足音が離れたの確認してから、アルマはベッドから身を起こした。小さなため息をつく。
「はぁ……嘘も見抜けないとは。あいつは人を信用しすぎだ。そう思わないか?ハリス」
牢屋の物陰から一人の男が出てきた。腰が少し曲がっている、痩せ細った男だ。金髪の髪は強いパーマがかかっていて、前髪で両目を隠している。彼は何も返さずに、無言と無表情を貫く。アルマは大きなため息をついて、視線を前に向けた。
「ま、他の男になんか興味ねえだろうよ。お前のことだし。で、あれは本当なのか?」
「はい、本当ですよ」
「そうか……。厄介なことになったな」
「というと?」
「じゃあ。まず聞くが、なぜ俺たちは船に乗せられていると思う?」
「バトルロイヤルをするためでは? 一人になるまで殺し合い……」
看守が牢屋を徘徊する際、よくその話をしていたため大体の囚人は知っている。しかし、彼はそれを否定する。
「いや、それは看守が船の舵をとっていたらの話だ。今舵をとっているのは、間違いなく囚人だろう。気づいているか?船の行き先が違う場所になっていることを」
アルマは船を出た際、あることに気づいていた。囚人が脱走しておらず平穏が保たれていた時は島が近くにたくさん見えており、月も真上にあった。がヒロキと共にカードや履歴書を出した際、そんなに時間が経っていないにも関わらず島々や月は遠ざかっていた。かなり速いスピードを出して、反対方向に進んでいたのは明白。
「だが、今はどうだと思う?」
「……?」
「外に出ればわかるだろう。今は停船している。船が揺れてないからな。つまりは、外部から狙われやすいということだ。俺が予想するに、今後三つの事件が起きるだろう。一つは内部攻撃。他は外部攻撃」
淡々と話しているように見えるが、内心アルマは焦っていた。表情には出ないが。
「外部って……一体、アルマ様には何が見えているのでしょうか?」
彼は無言を貫いたまま、ベッドから立ち上がる。ハリスに大きな背中を見せて、ポツリと呟く。

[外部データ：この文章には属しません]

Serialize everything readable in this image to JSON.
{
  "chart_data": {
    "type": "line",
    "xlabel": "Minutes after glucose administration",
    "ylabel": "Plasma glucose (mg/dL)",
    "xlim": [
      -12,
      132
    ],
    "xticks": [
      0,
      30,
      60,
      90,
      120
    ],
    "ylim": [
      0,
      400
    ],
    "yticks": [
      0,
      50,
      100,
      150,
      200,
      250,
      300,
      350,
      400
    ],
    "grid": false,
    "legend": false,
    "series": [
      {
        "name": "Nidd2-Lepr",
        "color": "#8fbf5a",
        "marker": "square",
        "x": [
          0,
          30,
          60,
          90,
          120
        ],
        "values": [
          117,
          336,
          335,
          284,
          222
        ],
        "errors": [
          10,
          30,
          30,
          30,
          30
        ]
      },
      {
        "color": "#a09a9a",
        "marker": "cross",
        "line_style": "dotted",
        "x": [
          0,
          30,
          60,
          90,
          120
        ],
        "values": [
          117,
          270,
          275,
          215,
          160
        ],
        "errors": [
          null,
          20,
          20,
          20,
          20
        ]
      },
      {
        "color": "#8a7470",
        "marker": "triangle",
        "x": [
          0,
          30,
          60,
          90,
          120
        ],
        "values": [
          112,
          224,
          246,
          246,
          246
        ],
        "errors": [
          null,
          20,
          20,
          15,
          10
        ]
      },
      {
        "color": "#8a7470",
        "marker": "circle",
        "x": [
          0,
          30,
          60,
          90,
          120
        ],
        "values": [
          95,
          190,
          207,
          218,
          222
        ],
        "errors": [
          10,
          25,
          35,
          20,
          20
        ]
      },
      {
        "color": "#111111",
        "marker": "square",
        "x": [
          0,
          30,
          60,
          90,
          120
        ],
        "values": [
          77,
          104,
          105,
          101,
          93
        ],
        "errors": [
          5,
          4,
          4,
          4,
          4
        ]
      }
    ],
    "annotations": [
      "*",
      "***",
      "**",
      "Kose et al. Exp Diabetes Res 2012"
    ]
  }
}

「俺に見えているのは、暗闇だ。その闇の中に、二匹のネズミが舞い込んでいるかもしれない」
「それは先ほど話していたあの男も含まれていますか?」
「いや、それはない」
アルマは振り返って即答する。ハリスの近くまで歩みを進めた。
「ヒロキ……あいつは違う意味で危険だが、それ以上にもっと警戒しなければいけない人物がいる。それは……」
彼にだけ真相を話した。この男ならば口が硬いし、一番信用できる。ハリスはアルマが話した内容をバラしたことが一度もないほど、狂酔していた。
彼は前髪にかかっている目をキラキラと輝かせながら、ワクワクした口調で話す。
「そういうことですか……アルマ様は賢いですね。防犯カメラを壊しておいてよかったです。音声も読み取れないはずです」
「ありがとう」
口だけで笑みを浮かべて、牢屋から去っていった。その後ろからハリスが隠れてついてくるものの、いつものことなので気にしていない。ヒロキになぜか嫉妬心を剥き出しにしていたが、別に構わない。たくさんの人間に愛されるのは、とても愉悦的で気分がいいのだから。